- Location in Oklahoma County and the state of Oklahoma.
- Coordinates: 35°39′38″N 97°11′29″W﻿ / ﻿35.66056°N 97.19139°W
- Country: United States
- State: Oklahoma
- County: Oklahoma

Area
- • Total: 15.76 sq mi (40.82 km^{2})
- • Land: 15.76 sq mi (40.82 km^{2})
- • Water: 0 sq mi (0.00 km^{2})
- Elevation: 902 ft (275 m)

Population (2020)
- • Total: 1,492
- • Density: 94.7/sq mi (36.55/km^{2})
- Time zone: UTC-6 (Central (CST))
- • Summer (DST): UTC-5 (CDT)
- ZIP code: 73054
- Area code: 405
- FIPS code: 40-44500
- GNIS feature ID: 2412925
- Website: townoflutherok.com

= Luther, Oklahoma =

Luther is a town in Oklahoma County, Oklahoma, United States, and a part of the Oklahoma City Metropolitan Area. As of the 2020 census, Luther had a population of 1,492.

Luther owes its existence to Charles Gasham "Gristmill" Jones, who platted the land and sold it for a profit. The town of Luther would be named after Charles Gasham "Gristmill" Jones's son from his first marriage.

==Geography==
According to the United States Census Bureau, the town has a total area of 45 sqmi, all land.

Luther is located in the Cross Timbers ecoregion and the Frontier Country tourism region.

==Demographics==

Historical population
| Census | Pop. | Note | %± |
| 1910 | 310 |  | — |
| 1920 | 601 |  | 93.9% |
| 1930 | 613 |  | 2.0% |
| 1940 | 425 |  | −30.7% |
| 1950 | 409 |  | −3.8% |
| 1960 | 517 |  | 26.4% |
| 1970 | 836 |  | 61.7% |
| 1980 | 1,159 |  | 38.6% |
| 1990 | 1,560 |  | 34.6% |
| 2000 | 612 |  | −60.8% |
| 2010 | 1,221 |  | 99.5% |
| 2020 | 1,492 |  | 22.2% |
U.S. Decennial Census

===2020 census===
As of the 2020 census, Luther had a population of 1,492. The median age was 35.2 years. 26.9% of residents were under the age of 18 and 13.2% of residents were 65 years of age or older. For every 100 females there were 98.9 males, and for every 100 females age 18 and over there were 96.2 males age 18 and over.

0.0% of residents lived in urban areas, while 100.0% lived in rural areas.
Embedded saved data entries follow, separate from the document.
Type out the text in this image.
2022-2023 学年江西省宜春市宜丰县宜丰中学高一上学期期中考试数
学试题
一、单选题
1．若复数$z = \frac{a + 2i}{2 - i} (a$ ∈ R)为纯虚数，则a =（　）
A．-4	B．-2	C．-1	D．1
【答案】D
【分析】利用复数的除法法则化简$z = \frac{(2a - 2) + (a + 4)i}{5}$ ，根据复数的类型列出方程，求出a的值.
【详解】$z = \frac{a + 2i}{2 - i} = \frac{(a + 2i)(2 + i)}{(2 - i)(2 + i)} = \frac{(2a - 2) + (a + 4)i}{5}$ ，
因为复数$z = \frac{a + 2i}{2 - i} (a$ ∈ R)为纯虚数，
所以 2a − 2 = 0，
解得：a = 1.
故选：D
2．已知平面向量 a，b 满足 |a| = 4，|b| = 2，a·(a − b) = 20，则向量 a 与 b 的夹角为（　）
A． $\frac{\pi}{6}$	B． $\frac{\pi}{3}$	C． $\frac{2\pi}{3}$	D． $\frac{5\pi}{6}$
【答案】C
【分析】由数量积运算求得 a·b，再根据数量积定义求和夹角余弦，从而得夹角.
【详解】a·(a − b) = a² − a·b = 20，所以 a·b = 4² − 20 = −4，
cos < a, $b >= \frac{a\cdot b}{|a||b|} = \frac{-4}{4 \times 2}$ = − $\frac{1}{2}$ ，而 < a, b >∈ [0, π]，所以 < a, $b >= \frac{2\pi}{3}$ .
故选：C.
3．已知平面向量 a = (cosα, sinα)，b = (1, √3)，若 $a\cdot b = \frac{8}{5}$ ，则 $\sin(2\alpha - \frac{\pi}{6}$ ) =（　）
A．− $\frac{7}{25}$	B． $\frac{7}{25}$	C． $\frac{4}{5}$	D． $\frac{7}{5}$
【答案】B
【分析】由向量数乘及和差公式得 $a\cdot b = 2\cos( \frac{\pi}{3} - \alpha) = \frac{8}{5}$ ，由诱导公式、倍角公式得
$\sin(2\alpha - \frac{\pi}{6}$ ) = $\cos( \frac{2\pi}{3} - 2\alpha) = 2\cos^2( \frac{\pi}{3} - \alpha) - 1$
There were 513 households in Luther, of which 41.1% had children under the age of 18 living in them. Of all households, 57.3% were married-couple households, 16.4% were households with a male householder and no spouse or partner present, and 18.5% were households with a female householder and no spouse or partner present. About 16.8% of all households were made up of individuals and 5.8% had someone living alone who was 65 years of age or older.

There were 569 housing units, of which 9.8% were vacant. The homeowner vacancy rate was 1.9% and the rental vacancy rate was 7.2%.

Racial composition as of the 2020 census
| Race | Number | Percent |
|---|---|---|
| White | 1,061 | 71.1% |
| Black or African American | 77 | 5.2% |
| American Indian and Alaska Native | 87 | 5.8% |
| Asian | 4 | 0.3% |
| Native Hawaiian and Other Pacific Islander | 1 | 0.1% |
| Some other race | 43 | 2.9% |
| Two or more races | 219 | 14.7% |
| Hispanic or Latino (of any race) | 128 | 8.6% |

==Transportation==
Luther is located northeast of Oklahoma City on Oklahoma State Highway 66, formerly U.S. 66. Like many towns between Oklahoma City and Tulsa, Luther was bypassed by opening of the Turner Turnpike in 1953. After decades of planning, a new interchange 11 miles (18 km) east of I-35 was opened at Hogback Road south of Luther in 2011, granting more commuter access between Luther and Oklahoma City.